Every interaction with a large language model happens within a context window — a finite amount of text the model can process at once. Understanding this constraint is fundamental to designing AI applications that work reliably.
What a context window is
When you interact with a language model, the model does not have any persistent memory between conversations. What it can "see" is entirely determined by what is included in the current context window.

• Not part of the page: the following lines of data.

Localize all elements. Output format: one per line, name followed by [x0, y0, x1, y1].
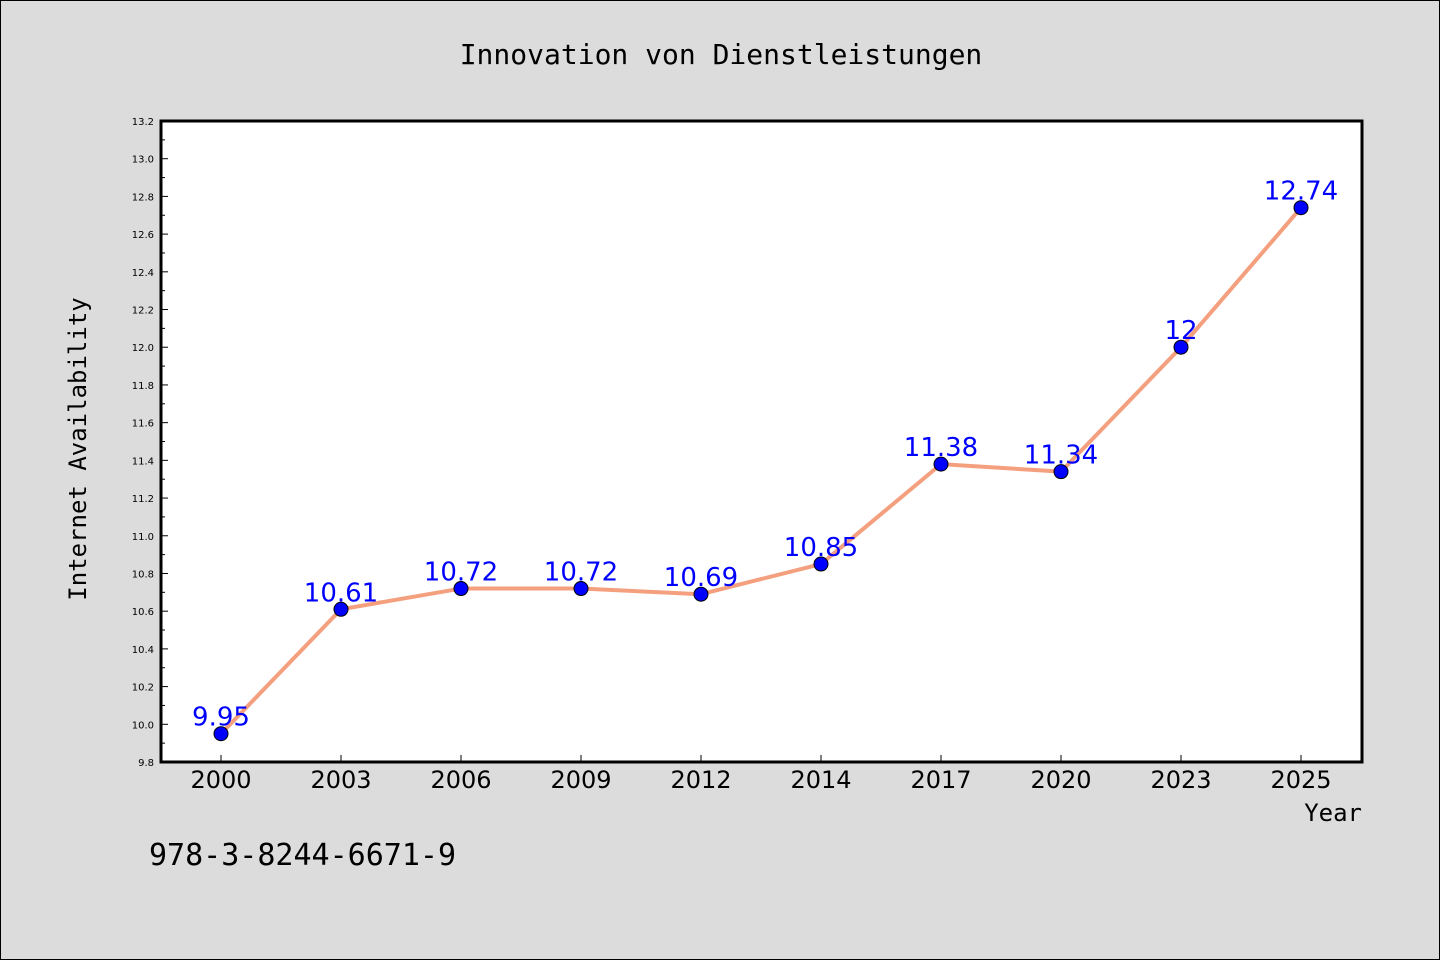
- data-label: 11.38: [904, 433, 978, 463]
- y-tick-label: 11.4: [132, 456, 154, 467]
- y-tick-label: 10.4: [132, 645, 154, 656]
- x-tick-label: 2017: [910, 766, 971, 794]
- x-tick-label: 2003: [310, 766, 371, 794]
- isbn-text: 978-3-8244-6671-9: [149, 838, 456, 873]
- x-tick-label: 2025: [1270, 766, 1331, 794]
- x-tick-label: 2014: [790, 766, 851, 794]
- y-tick-label: 12.6: [132, 230, 154, 241]
- data-point: [933, 456, 949, 472]
- y-axis-ticks: 9.8 10.0 10.2 10.4 10.6 10.8 11.0 11.2 11.4 11.6 1…: [132, 117, 168, 769]
- data-label: 9.95: [192, 703, 250, 733]
- data-label: 10.69: [664, 563, 738, 593]
- data-point: [333, 601, 349, 617]
- data-markers: [213, 200, 1309, 742]
- data-point: [1173, 339, 1189, 355]
- data-point: [573, 581, 589, 597]
- x-axis-ticks: 2000 2003 2006 2009 2012 2014 2017 2020 2023 2025: [190, 755, 1332, 794]
- chart-title: Innovation von Dienstleistungen: [460, 38, 983, 71]
- data-label: 10.61: [304, 578, 378, 608]
- y-tick-label: 12.8: [132, 192, 154, 203]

The context window contains everything: your system prompt, the conversation history, any retrieved documents you have included, and the current message. All of this is processed together in a single forward pass through the model.
Context windows are measured in tokens — the sub-word units that models process. As a rough approximation, one token is about three-quarters of an English word. A 128,000-token context window can hold roughly 96,000 words — approximately the length of a novel.
Why context windows matter
Everything you need must fit: If relevant context exceeds the window size, some of it must be left out. This is a fundamental constraint for applications that need to reason over large bodies of text.
Cost scales with context size: Most LLM providers charge per token. A longer context means higher cost per call. For high-volume applications, this is significant.
Attention and the "lost in the middle" problem: Research has shown that language models attend unevenly to context — information at the beginning and end of the context window tends to be recalled better than information in the middle. For very long contexts, important information buried in the middle may be effectively ignored.
Latency scales with context: Larger contexts require more computation. Time-to-first-token increases with context length.
How context windows have changed
Context windows have grown dramatically over recent years:
- GPT-3 (2020): 4,096 tokens
- GPT-4 (2023): 8,192 → 128,000 tokens
- Claude 3 (2024): 200,000 tokens
- Gemini 1.5 Pro (2024): 1,000,000 tokens
This growth enables new use cases — processing entire codebases, books, or document collections in a single context. But it does not eliminate the "lost in the middle" problem or the cost implications.
Strategies for working within context limits
Chunking and retrieval: Rather than including all available information, use RAG to retrieve only the most relevant pieces. This keeps the context focused and reduces cost.
Summarization: Summarize conversation history or long documents before including them in the context. Trade completeness for conciseness.
Prioritized placement: Put the most important information at the beginning or end of the context, where models tend to attend to it more reliably.
Token budgeting: Track how many tokens different parts of your prompt use. Reserve tokens for the model's response. Use counting libraries (like tiktoken for OpenAI models) to avoid unexpected truncation.
Sliding window: For very long documents, use a sliding window — process overlapping chunks and combine results.
Truncation and its risks
When a context exceeds the window limit, one of two things happens:
- The API returns an error
- The context is silently truncated
Silent truncation is dangerous because you may not notice that critical information was dropped. Always check the length of your context before sending it.
The future
Context windows continue to grow, but so do use cases. The fundamental trade-off — more context means more cost, more latency, and potentially more attention dilution — will remain relevant even as the absolute limits increase.
Retrieval approaches that intelligently select what to include will remain valuable even with much larger windows, because they focus the model's attention on what is relevant rather than flooding the context with everything available.
Summary
The context window is the total amount of text a language model can process in a single interaction. Everything the model can "see" must fit within it. Context windows are measured in tokens, and costs, latency, and attention quality all degrade with increasing context length. Key strategies for working within context limits include RAG-based retrieval, summarization, careful placement of important information, and explicit token budget management.